At the time, thousands were protesting the death sentence of two Italian anarchists who had been convicted of murder and sentenced to death in Massachusetts in 1921. The case of Nicola Sacco and Bartolomeo Vanzetti had become a “ ‘cause celebre’ throughout the civilized world,” The News noted.

On Aug. 3, Massachusetts Gov. Alvan T. Fuller declared that the trial had been fair and that their executions could proceed. The date was set for Aug. 11.

Strikes and massive protests erupted in cities around the world. Many turned violent, including riots, bombings, and stabbings.

Police suggested that Weigand may have caught a politically motivated subway bomber in the act. But the slim leads to the identities of the people who blew up the 28th Street stations went nowhere, and no connection was ever made to Weigand’s slaying.

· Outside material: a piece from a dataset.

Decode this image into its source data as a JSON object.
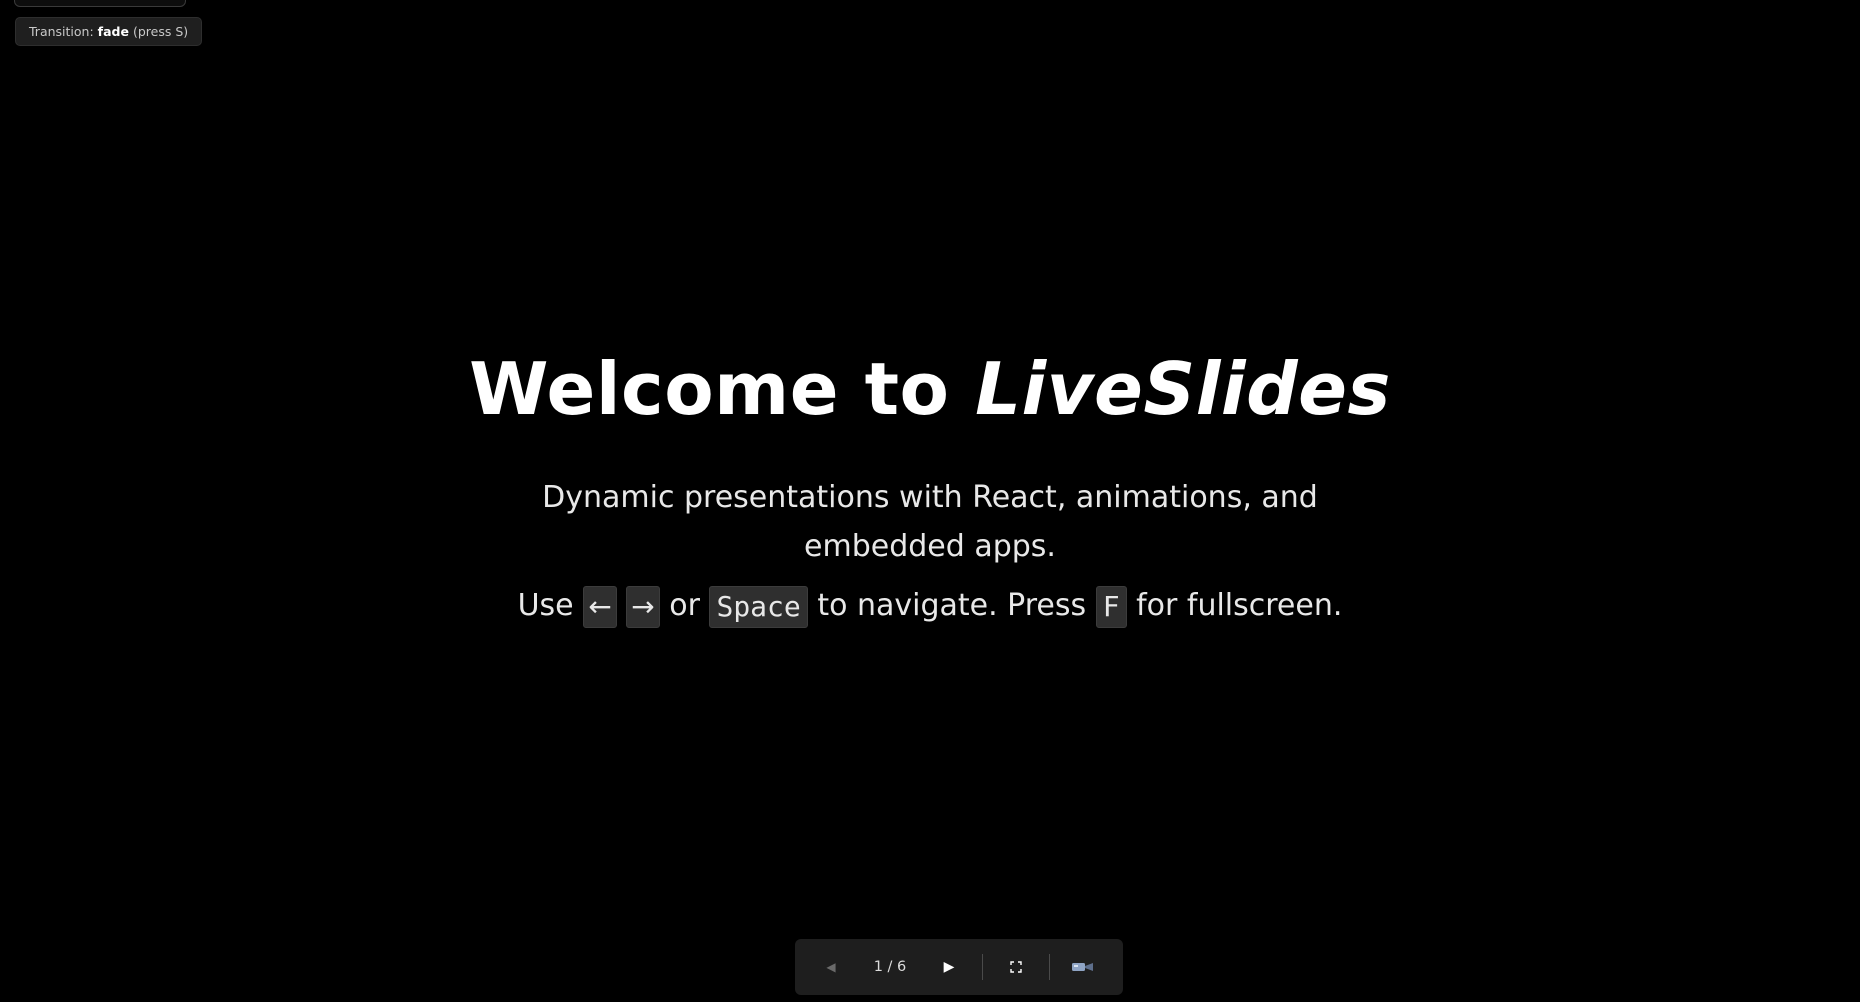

By the end of August, detectives were pursuing their next pet theory — death by pervert. One man tried to molest a woman in a subway restroom. The next day, he became the central figure in the Weigand investigation. But they could find nothing to connect him to her death.

Daily News Justice Story for March 24, 2024

(News Photo)

News that a woman had been murdered in the City Hall subway station drew such a large crowd to the subway entrance that police were called to restore order.

The last time The News reported a possible break in the case was in January 1929, when a flapper followed a woman into a subway washroom and tried to assault her.

The “flapper” turned out to be Stefan Wiszuk, 24, a murderer out on parole who disguised himself as a woman. Police tried to link him to Weigand’s slaying, but he was behind bars at the time of her murder.

Emma Weigand’s death remains yet another Manhattan mystery.